Privacy is becoming a more and more prevalent concern. When I encountered 'camera' type in nodes tags, I became immediately interested. I was curious to see how common these cameras were.

```SQL
SELECT COUNT(*) FROM nodes_tags WHERE type LIKE "%camera%"
```

```SQL
236
```

```SQL
SELECT COUNT(*) FROM nodes_tags WHERE type LIKE "%surveillance%"
```

```SQL
207
```

Luckily, it does not seem to be widespread yet, at the time when the data was captured. However, I also must wonder if there might not be many more cameras that are more well hidden.

## Parking

Parking in Cambridge can be very expensive. The daily parking rate for parking garages in the busiest parts of the city can cost $40+. Therefore, I am always on the lookout for good parking spots.

```SQL
SELECT COUNT(*) FROM ways_tags WHERE type LIKE "%parking%";
```

```SQL
128
```

Compared with the number of nodes for the city, the records for street parking is surprising few. Perhaps, this is why I, and probably many others must constantly try to find good parking spaces.

# Ideas for Future

One limitation of my approach is that the corrections is limited to individual word level. In order to programmatically make semantic level corrections, I would need some way to reading all ways tags for a ways node, make sense of the information therein, and restructure the information in such a way that it makes sense for the next person or program that acquires the data. At this moment, I do not have a good way to do that. However, I think that would be a good goal to work towards.

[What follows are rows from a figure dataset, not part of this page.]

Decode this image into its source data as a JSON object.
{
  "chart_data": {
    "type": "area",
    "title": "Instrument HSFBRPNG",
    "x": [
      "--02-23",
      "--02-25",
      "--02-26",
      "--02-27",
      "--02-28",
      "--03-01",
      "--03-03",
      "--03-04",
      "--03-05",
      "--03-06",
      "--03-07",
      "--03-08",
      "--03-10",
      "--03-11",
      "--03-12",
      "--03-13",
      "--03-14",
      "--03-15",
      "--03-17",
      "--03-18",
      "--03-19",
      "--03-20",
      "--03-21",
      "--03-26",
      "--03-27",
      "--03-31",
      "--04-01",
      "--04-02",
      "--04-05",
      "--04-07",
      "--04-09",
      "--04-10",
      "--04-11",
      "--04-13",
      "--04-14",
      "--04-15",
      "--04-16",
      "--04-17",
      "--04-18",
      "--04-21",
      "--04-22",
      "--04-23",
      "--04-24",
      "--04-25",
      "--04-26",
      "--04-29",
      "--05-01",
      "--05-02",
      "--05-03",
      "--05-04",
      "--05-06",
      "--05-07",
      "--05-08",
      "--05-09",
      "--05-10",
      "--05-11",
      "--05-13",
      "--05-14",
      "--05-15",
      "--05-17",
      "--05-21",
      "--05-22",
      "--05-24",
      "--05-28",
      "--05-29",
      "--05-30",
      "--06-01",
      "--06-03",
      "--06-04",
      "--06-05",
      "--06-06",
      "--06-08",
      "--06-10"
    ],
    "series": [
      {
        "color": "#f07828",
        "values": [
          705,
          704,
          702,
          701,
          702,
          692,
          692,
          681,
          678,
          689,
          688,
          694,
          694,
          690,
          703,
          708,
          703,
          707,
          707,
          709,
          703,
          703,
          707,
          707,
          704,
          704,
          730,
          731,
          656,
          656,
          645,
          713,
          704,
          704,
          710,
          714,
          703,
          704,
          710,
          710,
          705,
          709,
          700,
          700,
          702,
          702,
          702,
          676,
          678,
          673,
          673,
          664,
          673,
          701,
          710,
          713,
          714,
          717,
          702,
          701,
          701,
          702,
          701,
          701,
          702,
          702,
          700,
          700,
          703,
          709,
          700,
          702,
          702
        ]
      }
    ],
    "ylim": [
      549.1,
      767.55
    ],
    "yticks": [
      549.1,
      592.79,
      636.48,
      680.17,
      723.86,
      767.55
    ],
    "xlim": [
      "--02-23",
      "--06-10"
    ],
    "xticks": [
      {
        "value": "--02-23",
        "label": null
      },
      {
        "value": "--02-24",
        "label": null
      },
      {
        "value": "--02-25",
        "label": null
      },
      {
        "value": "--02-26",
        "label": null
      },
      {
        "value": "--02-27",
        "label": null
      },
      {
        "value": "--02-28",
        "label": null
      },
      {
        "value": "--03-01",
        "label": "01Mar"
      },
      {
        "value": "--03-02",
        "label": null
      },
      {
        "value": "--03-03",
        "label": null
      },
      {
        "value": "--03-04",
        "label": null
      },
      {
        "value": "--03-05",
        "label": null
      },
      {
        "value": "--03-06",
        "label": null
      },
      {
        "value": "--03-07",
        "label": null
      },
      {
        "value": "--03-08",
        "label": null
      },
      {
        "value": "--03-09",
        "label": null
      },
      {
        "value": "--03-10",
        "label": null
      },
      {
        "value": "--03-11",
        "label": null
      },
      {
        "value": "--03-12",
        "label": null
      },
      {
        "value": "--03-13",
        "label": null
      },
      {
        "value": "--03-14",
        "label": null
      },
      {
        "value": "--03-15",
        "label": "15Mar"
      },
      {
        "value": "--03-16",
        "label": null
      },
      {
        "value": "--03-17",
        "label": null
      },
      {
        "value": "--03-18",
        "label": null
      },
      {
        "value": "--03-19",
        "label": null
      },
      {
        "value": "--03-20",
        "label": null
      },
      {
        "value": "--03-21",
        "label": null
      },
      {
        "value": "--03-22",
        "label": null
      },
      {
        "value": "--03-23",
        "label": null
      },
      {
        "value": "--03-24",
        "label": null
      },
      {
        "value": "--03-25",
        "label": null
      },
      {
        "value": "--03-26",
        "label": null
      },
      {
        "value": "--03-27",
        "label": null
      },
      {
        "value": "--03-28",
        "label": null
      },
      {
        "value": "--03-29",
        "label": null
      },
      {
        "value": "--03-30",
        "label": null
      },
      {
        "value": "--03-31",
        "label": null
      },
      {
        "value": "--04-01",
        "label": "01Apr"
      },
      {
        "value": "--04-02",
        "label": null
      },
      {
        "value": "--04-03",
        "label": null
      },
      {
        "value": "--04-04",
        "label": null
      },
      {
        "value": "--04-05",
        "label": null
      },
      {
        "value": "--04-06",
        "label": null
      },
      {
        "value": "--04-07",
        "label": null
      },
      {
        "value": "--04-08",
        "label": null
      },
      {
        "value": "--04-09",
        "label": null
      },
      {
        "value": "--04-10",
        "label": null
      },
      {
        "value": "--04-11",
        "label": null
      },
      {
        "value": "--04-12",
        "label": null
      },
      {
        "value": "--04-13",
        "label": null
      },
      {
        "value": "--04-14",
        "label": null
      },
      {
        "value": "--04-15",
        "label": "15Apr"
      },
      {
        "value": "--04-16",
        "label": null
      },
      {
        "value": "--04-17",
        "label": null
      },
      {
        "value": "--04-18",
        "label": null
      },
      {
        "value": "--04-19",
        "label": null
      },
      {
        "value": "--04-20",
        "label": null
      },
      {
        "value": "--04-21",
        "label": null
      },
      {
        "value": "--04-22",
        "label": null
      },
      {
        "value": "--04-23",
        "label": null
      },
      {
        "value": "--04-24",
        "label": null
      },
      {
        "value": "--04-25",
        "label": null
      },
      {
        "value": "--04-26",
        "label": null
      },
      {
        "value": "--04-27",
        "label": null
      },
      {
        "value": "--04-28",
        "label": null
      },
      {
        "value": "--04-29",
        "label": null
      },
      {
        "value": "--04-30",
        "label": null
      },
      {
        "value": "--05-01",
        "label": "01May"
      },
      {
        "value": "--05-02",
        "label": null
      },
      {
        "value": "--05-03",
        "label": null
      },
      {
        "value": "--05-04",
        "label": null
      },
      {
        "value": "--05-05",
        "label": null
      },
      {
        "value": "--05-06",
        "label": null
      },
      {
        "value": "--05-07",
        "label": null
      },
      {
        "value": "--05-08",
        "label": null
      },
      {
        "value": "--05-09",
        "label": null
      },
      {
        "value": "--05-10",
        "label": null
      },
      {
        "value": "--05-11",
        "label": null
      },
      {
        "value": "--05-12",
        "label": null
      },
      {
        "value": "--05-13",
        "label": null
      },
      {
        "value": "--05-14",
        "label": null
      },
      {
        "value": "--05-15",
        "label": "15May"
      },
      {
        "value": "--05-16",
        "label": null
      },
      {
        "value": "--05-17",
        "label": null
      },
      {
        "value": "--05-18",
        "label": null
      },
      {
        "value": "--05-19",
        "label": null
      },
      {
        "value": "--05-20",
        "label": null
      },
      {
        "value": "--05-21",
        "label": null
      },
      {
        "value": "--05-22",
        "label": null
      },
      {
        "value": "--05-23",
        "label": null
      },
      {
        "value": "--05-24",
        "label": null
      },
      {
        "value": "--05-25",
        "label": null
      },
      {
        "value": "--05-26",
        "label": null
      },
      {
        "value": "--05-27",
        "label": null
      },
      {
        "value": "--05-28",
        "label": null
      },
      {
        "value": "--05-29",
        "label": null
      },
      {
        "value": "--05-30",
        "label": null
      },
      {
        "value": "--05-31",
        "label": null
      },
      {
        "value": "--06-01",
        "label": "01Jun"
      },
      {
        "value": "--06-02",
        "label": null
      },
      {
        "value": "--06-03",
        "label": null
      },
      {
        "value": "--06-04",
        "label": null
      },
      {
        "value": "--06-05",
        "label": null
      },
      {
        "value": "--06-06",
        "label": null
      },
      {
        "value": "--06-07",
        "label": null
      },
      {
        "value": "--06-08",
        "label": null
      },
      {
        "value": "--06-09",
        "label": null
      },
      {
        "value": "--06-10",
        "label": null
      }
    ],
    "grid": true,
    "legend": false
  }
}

One potential improvement on my current procedure might be to expand the looping structure for how I approached data cleaning. The approach that I took repeatedly went through the XML data. Between each time, I would make adjustments to further improve the program logic. This limited me to making adjustment on the individual word level.

If I had more time, I should integrate data exploration phase with data cleaning phase more tightly. Looking through the data during exploration, I noticed places where, even only making adjustment at word level, I could have improved the overall structure of the data.

```SQL
SELECT COUNT(*) FROM ways_tags WHERE type LIKE "%addr2%";
```

```SQL
1
```

It wasn't until I looked at the data in the database, I noticed this very strange type. It would have been easily correctly during the data cleaning phase, if I had known. However, I could not have known until I had some preliminary results to work with.

Finally, I opted not to use regular expression for finding problematic words. Instead, I found problematic words by matching them individually, and then made corrections. As I proceeded further in the project, I thought that using regular expression would have allowed me to ultimately proceed faster and make corrections at a higher level than individual words. If I were to redo this project, I will use regular expressions instead.